Jogos educativos: Por que o professor continua essencial no processo de aprendizagem?

By Diego Velázquez
5 Min de leitura
Sergio Bento de Araujo

Sergio Bento de Araujo observa que os jogos educativos ganharam espaço nas escolas porque dialogam com linguagens presentes no cotidiano dos estudantes e favorecem experiências mais participativas de aprendizagem. Em uma educação cada vez mais atravessada por tecnologia, robótica, inteligência artificial e recursos digitais, o jogo pode estimular raciocínio, colaboração e resolução de problemas quando usado com propósito pedagógico.

Confira neste artigo como os jogos educativos contribuem para a educação básica, quais limites precisam ser considerados e por que a mediação docente continua indispensável. A reflexão também mostra como escolas públicas e privadas podem integrar gamificação e tecnologia sem transformar a aprendizagem em simples entretenimento. Leia até o fim e saiba mais!

Por que os jogos educativos despertam tanto interesse dos alunos?

Os jogos educativos despertam interesse porque combinam desafio, participação, curiosidade e feedback imediato, elementos que ajudam o estudante a se envolver com mais intensidade nas atividades escolares. Diferentemente de práticas excessivamente repetitivas, o jogo permite experimentar, errar, revisar estratégias e perceber consequências de decisões tomadas durante o processo.

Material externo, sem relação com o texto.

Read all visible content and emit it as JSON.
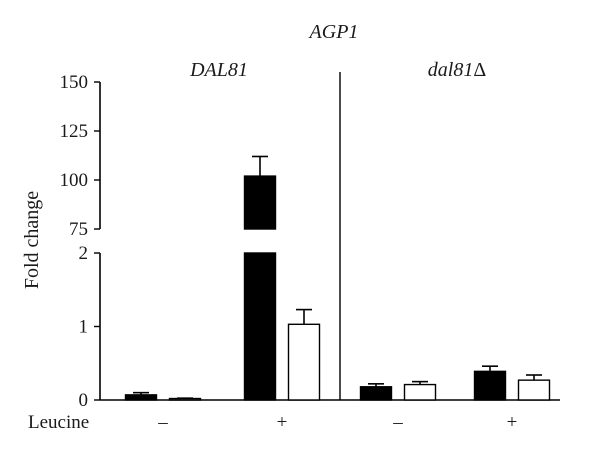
{
  "chart_data": {
    "type": "bar",
    "title": "AGP1",
    "ylabel": "Fold change",
    "axis_break": {
      "lower": [
        0,
        2
      ],
      "upper": [
        75,
        150
      ]
    },
    "yticks_lower": [
      "0",
      "1",
      "2"
    ],
    "yticks_upper": [
      "75",
      "100",
      "125",
      "150"
    ],
    "groups": [
      {
        "label": "DAL81",
        "label_suffix": ""
      },
      {
        "label": "dal81",
        "label_suffix": "Δ"
      }
    ],
    "condition_label": "Leucine",
    "conditions": [
      "–",
      "+",
      "–",
      "+"
    ],
    "series_colors": [
      "#000000",
      "#ffffff"
    ],
    "bars": [
      {
        "group": 0,
        "condition": 0,
        "series": 0,
        "value": 0.07,
        "error": 0.03
      },
      {
        "group": 0,
        "condition": 0,
        "series": 1,
        "value": 0.02,
        "error": 0.005
      },
      {
        "group": 0,
        "condition": 1,
        "series": 0,
        "value": 102,
        "error": 10
      },
      {
        "group": 0,
        "condition": 1,
        "series": 1,
        "value": 1.03,
        "error": 0.2
      },
      {
        "group": 1,
        "condition": 2,
        "series": 0,
        "value": 0.18,
        "error": 0.04
      },
      {
        "group": 1,
        "condition": 2,
        "series": 1,
        "value": 0.21,
        "error": 0.04
      },
      {
        "group": 1,
        "condition": 3,
        "series": 0,
        "value": 0.39,
        "error": 0.07
      },
      {
        "group": 1,
        "condition": 3,
        "series": 1,
        "value": 0.27,
        "error": 0.07
      }
    ]
  }
}
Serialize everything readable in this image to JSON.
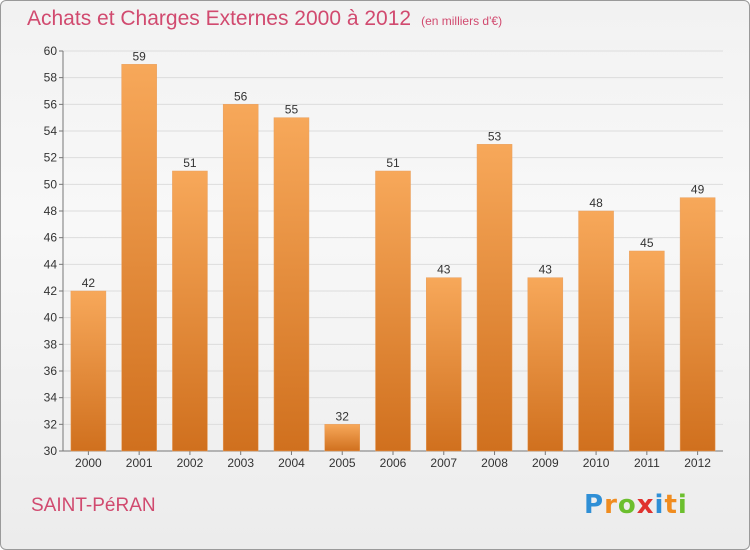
{
  "header": {
    "title": "Achats et Charges Externes 2000 à 2012",
    "subtitle": "(en milliers d'€)"
  },
  "footer": {
    "place": "SAINT-PéRAN",
    "logo_letters": [
      "P",
      "r",
      "o",
      "x",
      "i",
      "t",
      "i"
    ],
    "logo_colors": [
      "#2f8fd6",
      "#f08c1f",
      "#6cbf2e",
      "#e0322f",
      "#2f8fd6",
      "#f08c1f",
      "#6cbf2e"
    ]
  },
  "colors": {
    "bar_light": "#f7a85a",
    "bar_dark": "#d0701e",
    "title": "#d14a6f"
  },
  "chart_data": {
    "type": "bar",
    "title": "Achats et Charges Externes 2000 à 2012",
    "subtitle": "(en milliers d'€)",
    "xlabel": "",
    "ylabel": "",
    "categories": [
      "2000",
      "2001",
      "2002",
      "2003",
      "2004",
      "2005",
      "2006",
      "2007",
      "2008",
      "2009",
      "2010",
      "2011",
      "2012"
    ],
    "values": [
      42,
      59,
      51,
      56,
      55,
      32,
      51,
      43,
      53,
      43,
      48,
      45,
      49
    ],
    "ylim": [
      30,
      60
    ],
    "yticks": [
      30,
      32,
      34,
      36,
      38,
      40,
      42,
      44,
      46,
      48,
      50,
      52,
      54,
      56,
      58,
      60
    ],
    "grid": true,
    "legend": "none"
  }
}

Segundo Sergio Bento de Araujo, muitos jogos aproximam conteúdos de situações concretas, favorecendo a compreensão de matemática, linguagem, ciências, história, tecnologia e educação digital. Esse potencial precisa ser compreendido como recurso pedagógico, não apenas como estratégia para tornar a aula mais divertida ou visualmente atrativa.

Como a mediação docente transforma o jogo em aprendizagem?

A mediação docente transforma o jogo em aprendizagem porque o professor orienta objetivos, interpreta comportamentos, propõe perguntas e ajuda os estudantes a compreender o que está sendo desenvolvido. Sem essa condução, Sergio Bento de Araujo explica que a atividade pode gerar envolvimento momentâneo, mas não necessariamente produzir reflexão, sistematização ou avanço conceitual consistente.

O professor também observa como os alunos lidam com regras, colaboração, frustração, liderança e resolução de problemas, aspectos fundamentais para a formação integral. Jogos educativos, quando bem planejados, permitem avaliar não apenas respostas corretas, mas caminhos percorridos, estratégias utilizadas e dificuldades que surgem durante a experiência.

Sergio Bento de Araujo
Sergio Bento de Araujo

A tecnologia amplia possibilidades, mas não substitui a leitura pedagógica feita pelo educador. Dessa forma, a ferramenta pode indicar desempenho, tempo de resposta e pontuação, enquanto o professor percebe nuances emocionais, sociais e cognitivas que influenciam diretamente a aprendizagem.

Quais riscos surgem quando a gamificação é usada sem planejamento?

Um dos principais riscos é transformar a gamificação em recompensa superficial, baseada apenas em pontos, rankings e competições sem relação profunda com os objetivos de aprendizagem. Quando isso acontece, o estudante pode se concentrar apenas em vencer ou acumular resultados, deixando de refletir sobre conceitos, erros e estratégias.

Sergio Bento de Araujo ressalta que um desafio está no excesso de estímulos digitais, especialmente quando as atividades são rápidas, fragmentadas e pouco conectadas ao currículo. A escola precisa evitar que jogos educativos reforcem distração ou consumo passivo de telas, em vez de favorecer concentração, criatividade e construção gradual do conhecimento.

Por este prospecto, a gamificação deve dialogar com a BNCC, com o perfil da turma e com o planejamento docente. Projetos com robótica, desafios digitais e jogos de raciocínio só ganham força quando fazem parte de uma proposta pedagógica coerente e contínua.

Como integrar jogos, tecnologia e formação humana na escola?

Integrar jogos educativos à formação humana exige equilibrar desafio, cooperação, análise crítica e propósito pedagógico. A escola pode propor atividades que envolvam resolução de problemas reais, construção de protótipos, simulações, debates, projetos interdisciplinares e uso responsável de recursos tecnológicos.

Também é importante incentivar os estudantes a explicar estratégias, comparar caminhos e refletir sobre o que aprenderam durante a experiência. Sergio Bento de Araujo defende que esse momento de retomada transforma o jogo em conhecimento, pois ajuda o aluno a organizar pensamento, comunicar decisões e desenvolver autonomia intelectual.

O futuro da educação dependerá da capacidade de unir metodologias ativas, tecnologia e presença docente em propostas equilibradas. Quando os jogos educativos são usados com planejamento, eles deixam de ser distração e se tornam ferramentas potentes para formar estudantes mais críticos, colaborativos, criativos e preparados para aprender continuamente.